Depuis l’été 2014, la hausse du dollar face à l’euro a été vertigineuse, et surtout quasi ininterrompue. Les principaux moteurs de cette appréciation du billet vert ont été la divergence du cycle économique entre les Etats-Unis et l’Europe et la divergence de politique monétaire (la Fed a annoncé l’an dernier l’arrêt des achats d’actifs au moment où la BCE initiait l’assouplissement de sa politique monétaire).
Politiques divergentes
Cette double dynamique s’est poursuivie jusqu’au début de cette année, et l’annonce du « QE » de la BCE en janvier dernier a amplifié le mouvement de baisse de l’euro face au dollar.
Actuellement, l’euro ne vaut plus que 1,08 dollar et le consensus de marché estime que la parité entre les deux devises sera atteinte d’ici la fin de l’année.
Le mouvement d’appréciation du billet peut-il se poursuivre pour autant dans les mêmes proportions qu’au cours des derniers mois ? Difficile à dire, mais certains éléments doivent conduire à une certaine prudence, selon certains observateurs.

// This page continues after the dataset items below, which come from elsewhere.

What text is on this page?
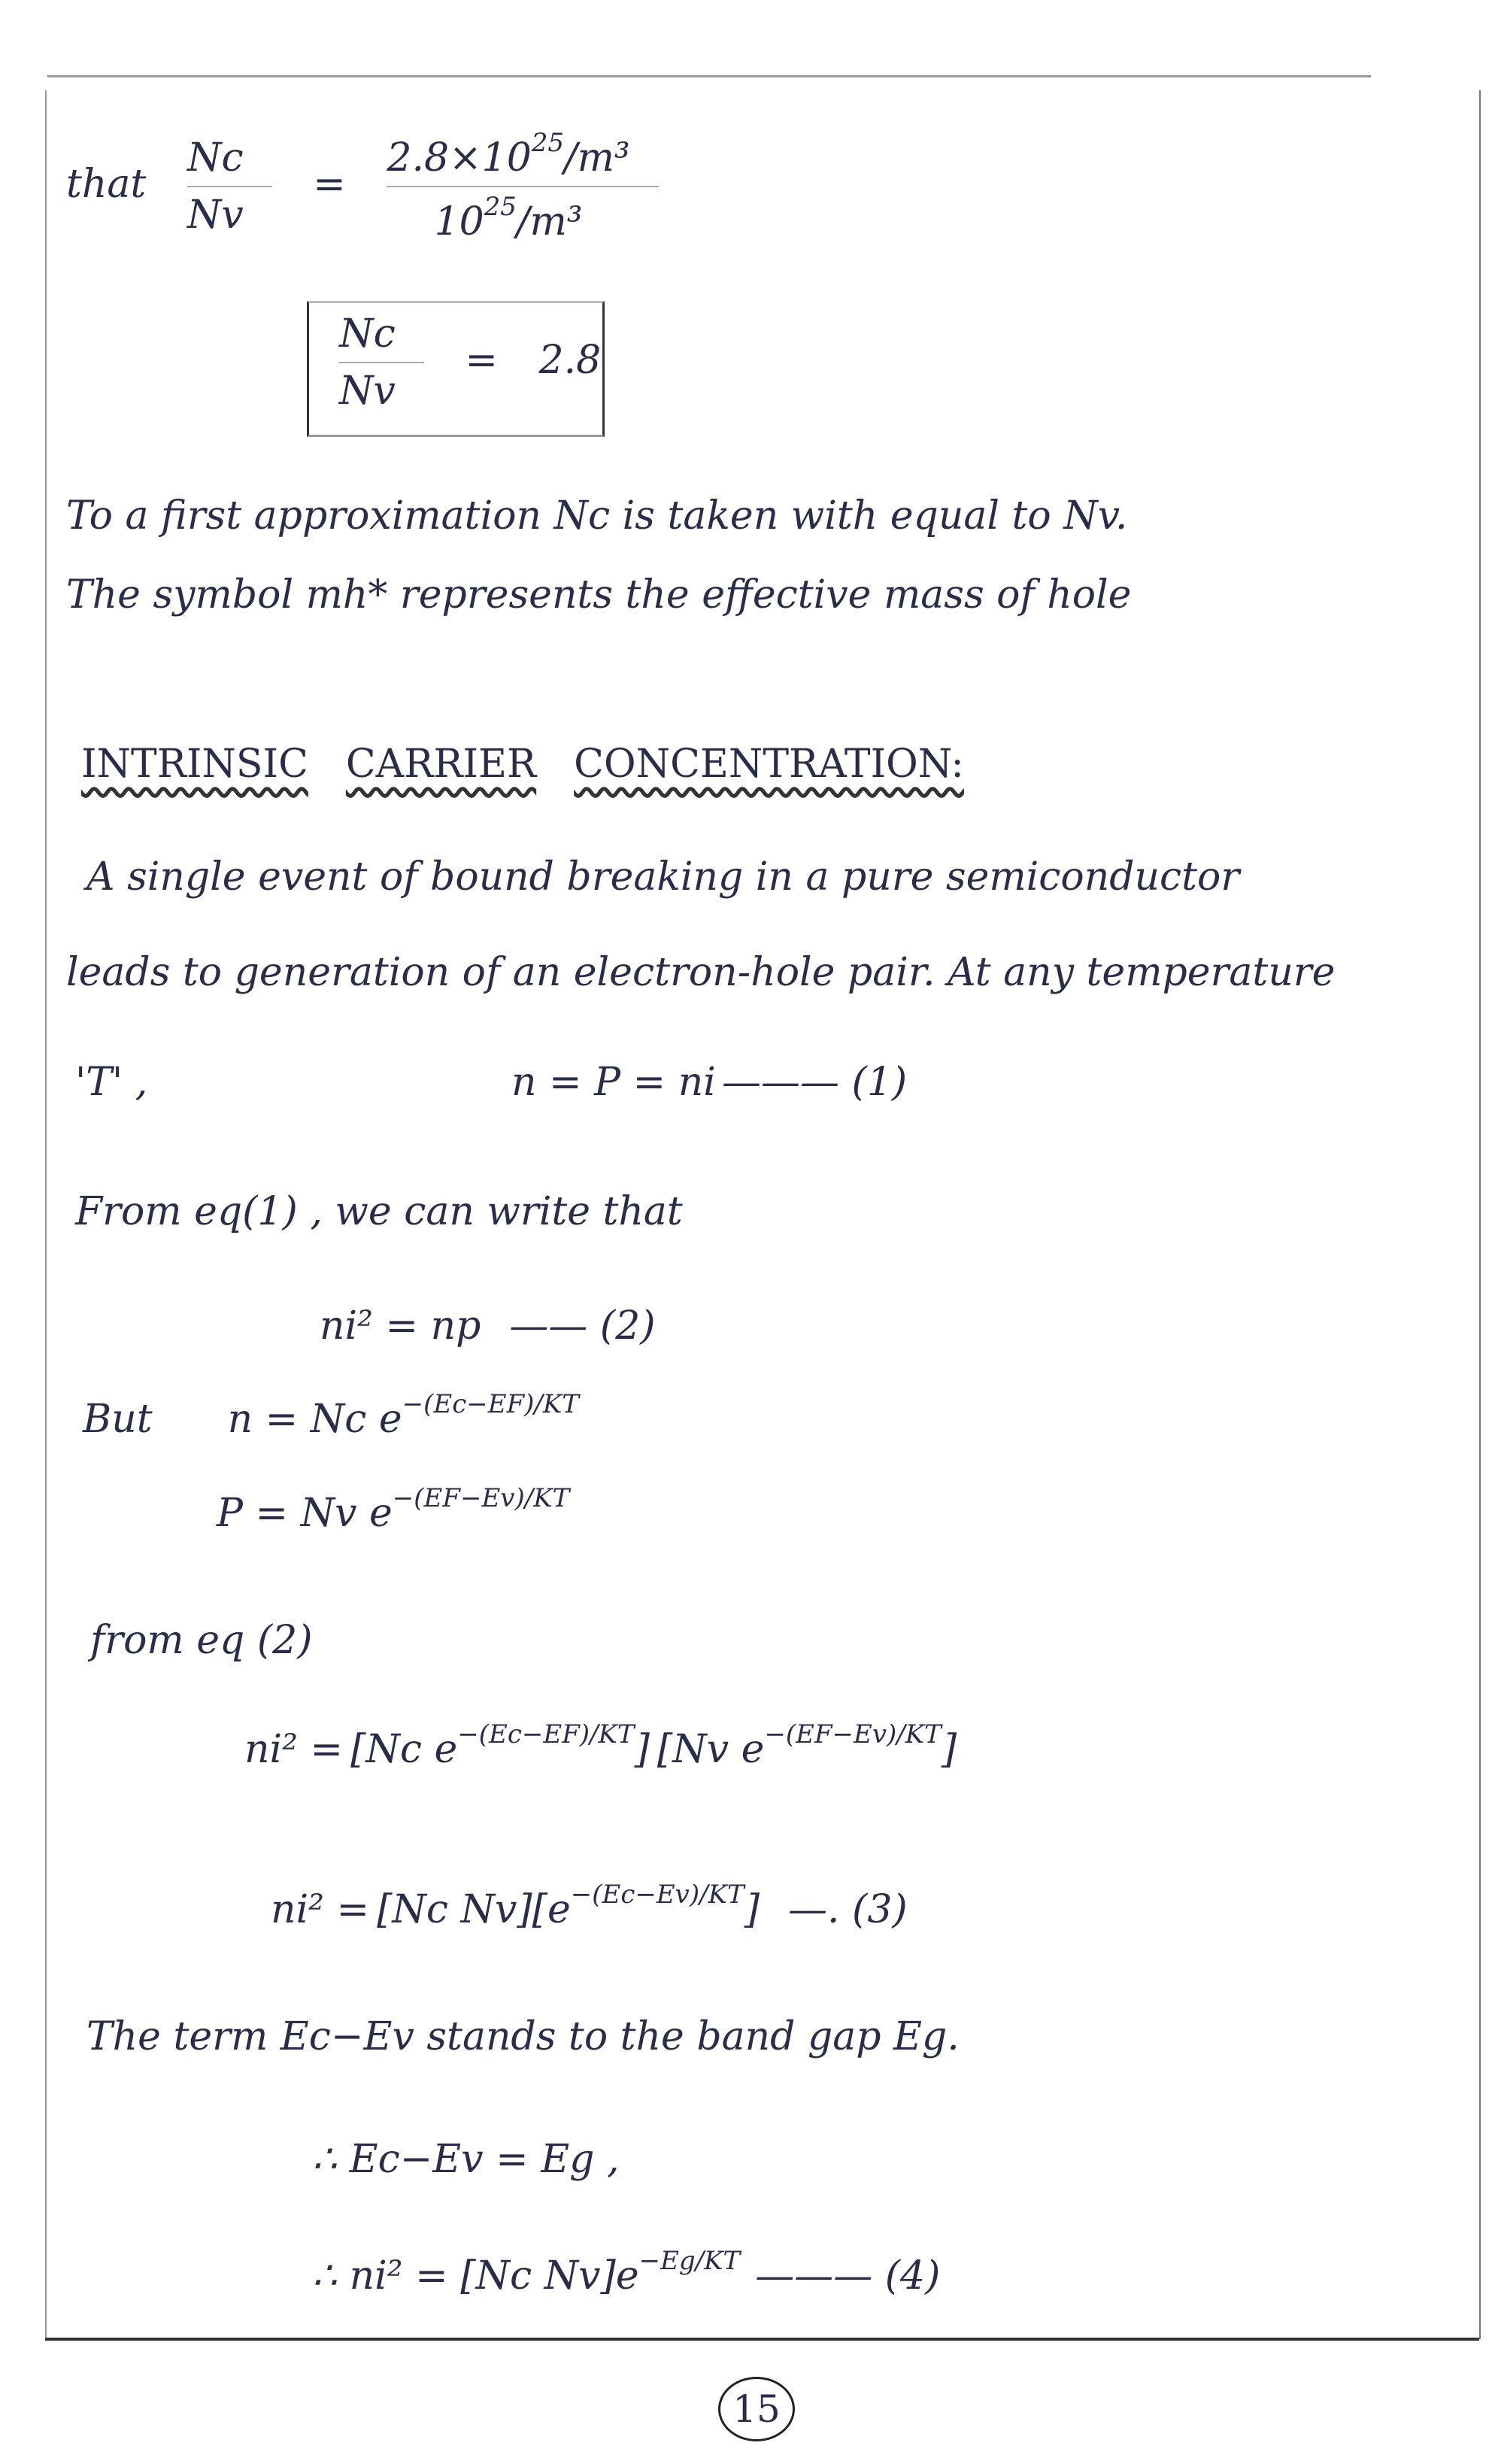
that $\frac{Nc}{Nv} = \frac{2.8\times 10^{25}/m^3}{10^{25}/m^3}$
$\frac{Nc}{Nv} = 2.8$
To a first approximation Nc is taken with equal to Nv.
The symbol mh* represents the effective mass of hole
INTRINSIC CARRIER CONCENTRATION:
A single event of bound breaking in a pure semiconductor
leads to generation of an electron-hole pair. At any temperature
'T' ,	n = P = ni ——— (1)
From eq(1) , we can write that
ni² = np —— (2)
But n = Nc $e^{-(Ec-EF)/KT}$
P = Nv $e^{-(EF-Ev)/KT}$
from eq (2)
ni² = [Nc $e^{-(Ec-EF)/KT}$] [Nv $e^{-(EF-Ev)/KT}$]
ni² = [Nc $Nv][e^{-(Ec-Ev)/KT}]$ —. (3)
The term Ec−Ev stands to the band gap Eg.
∴ Ec−Ev = Eg ,
∴ ni² = [Nc $Nv]e^{-Eg/KT}$ ——— (4)
15
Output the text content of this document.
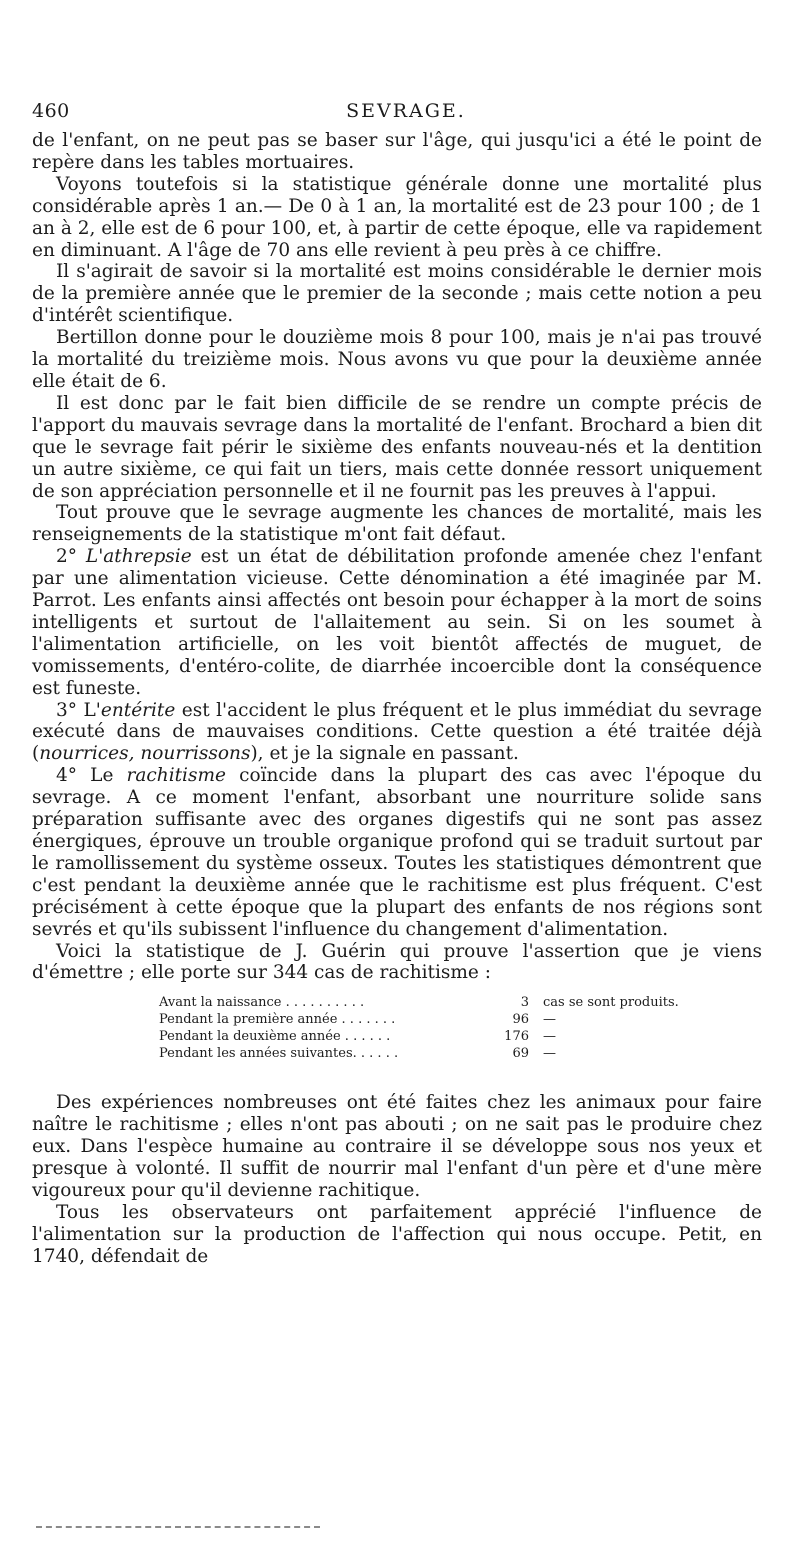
460	SEVRAGE.

de l'enfant, on ne peut pas se baser sur l'âge, qui jusqu'ici a été le point de repère dans les tables mortuaires.

Voyons toutefois si la statistique générale donne une mortalité plus considérable après 1 an.— De 0 à 1 an, la mortalité est de 23 pour 100 ; de 1 an à 2, elle est de 6 pour 100, et, à partir de cette époque, elle va rapidement en diminuant. A l'âge de 70 ans elle revient à peu près à ce chiffre.

Il s'agirait de savoir si la mortalité est moins considérable le dernier mois de la première année que le premier de la seconde ; mais cette notion a peu d'intérêt scientifique.

Bertillon donne pour le douzième mois 8 pour 100, mais je n'ai pas trouvé la mortalité du treizième mois. Nous avons vu que pour la deuxième année elle était de 6.

Il est donc par le fait bien difficile de se rendre un compte précis de l'apport du mauvais sevrage dans la mortalité de l'enfant. Brochard a bien dit que le sevrage fait périr le sixième des enfants nouveau-nés et la dentition un autre sixième, ce qui fait un tiers, mais cette donnée ressort uniquement de son appréciation personnelle et il ne fournit pas les preuves à l'appui.

Tout prouve que le sevrage augmente les chances de mortalité, mais les renseignements de la statistique m'ont fait défaut.

2° L'athrepsie est un état de débilitation profonde amenée chez l'enfant par une alimentation vicieuse. Cette dénomination a été imaginée par M. Parrot. Les enfants ainsi affectés ont besoin pour échapper à la mort de soins intelligents et surtout de l'allaitement au sein. Si on les soumet à l'alimentation artificielle, on les voit bientôt affectés de muguet, de vomissements, d'entéro-colite, de diarrhée incoercible dont la conséquence est funeste.

3° L'entérite est l'accident le plus fréquent et le plus immédiat du sevrage exécuté dans de mauvaises conditions. Cette question a été traitée déjà (nourrices, nourrissons), et je la signale en passant.

4° Le rachitisme coïncide dans la plupart des cas avec l'époque du sevrage. A ce moment l'enfant, absorbant une nourriture solide sans préparation suffisante avec des organes digestifs qui ne sont pas assez énergiques, éprouve un trouble organique profond qui se traduit surtout par le ramollissement du système osseux. Toutes les statistiques démontrent que c'est pendant la deuxième année que le rachitisme est plus fréquent. C'est précisément à cette époque que la plupart des enfants de nos régions sont sevrés et qu'ils subissent l'influence du changement d'alimentation.

Voici la statistique de J. Guérin qui prouve l'assertion que je viens d'émettre ; elle porte sur 344 cas de rachitisme :

Avant la naissance . . . . . . . . . .	3	cas se sont produits.
Pendant la première année . . . . . . .	96	—
Pendant la deuxième année . . . . . .	176	—
Pendant les années suivantes. . . . . .	69	—

Des expériences nombreuses ont été faites chez les animaux pour faire naître le rachitisme ; elles n'ont pas abouti ; on ne sait pas le produire chez eux. Dans l'espèce humaine au contraire il se développe sous nos yeux et presque à volonté. Il suffit de nourrir mal l'enfant d'un père et d'une mère vigoureux pour qu'il devienne rachitique.

Tous les observateurs ont parfaitement apprécié l'influence de l'alimentation sur la production de l'affection qui nous occupe. Petit, en 1740, défendait de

Les stratégistes d’UBS observent dans une note datée du 7 avril que « la capacité des taux US à agir comme catalyseurs d’une hausse significative du dollar est plutôt limitée à court terme ».
Report de la hausse des taux américains
En bref, tous ceux qui pariaient récemment sur l’annonce d’une prochaine hausse des taux de la Fed en ont été pour leurs frais, puisque les dernières statistiques américaines ont plutôt conduit la Fed à attendre et les anticipations d’un relèvement des taux ont été reportées du deuxième au troisième trimestre.
Les économistes Exane BNP Paribas vont plus loin. Dans une étude datée du 13 avril, ils écrivent : « avec le dollar déjà en hausse de 11% face à l’euro depuis le début de l’année, nous doutons que le découplage monétaire peut encore pousser le dollar un peu plus haut pour le reste de 2015. »
Ils expliquent leur doute en notant que le sentiment des investisseurs a évolué avec d’un côté des signaux d’un moindre dynamisme de l’économie américaine, et de l’autre, des signaux plus encourageants de reprise de l’économie européenne.
Risque de baisse
La médiane des prévisions de 8 banques place le curseur de la parité euro-dollar à 1,05 à la fin de l’année et à 1 dollar pour 1 euro fin 2016 (sur la base des 6 prévisions disponibles).
Mais les stratégistes d’UBS notent qu’historiquement, les parités monétaires sont très fluctuantes et que le risque d’une baisse plus prononcé n’est pas à écarter.
Ils évoquent même une parité de 0,8 euro pour 1 dollar si, toutes choses égales par ailleurs, la zone euro devait réduire son écart à la croissance potentielle (actuellement de 2 points de pourcentage) et si la baisse de l’euro était le seul levier disponible (ce qui fait beaucoup de conditions tout de même).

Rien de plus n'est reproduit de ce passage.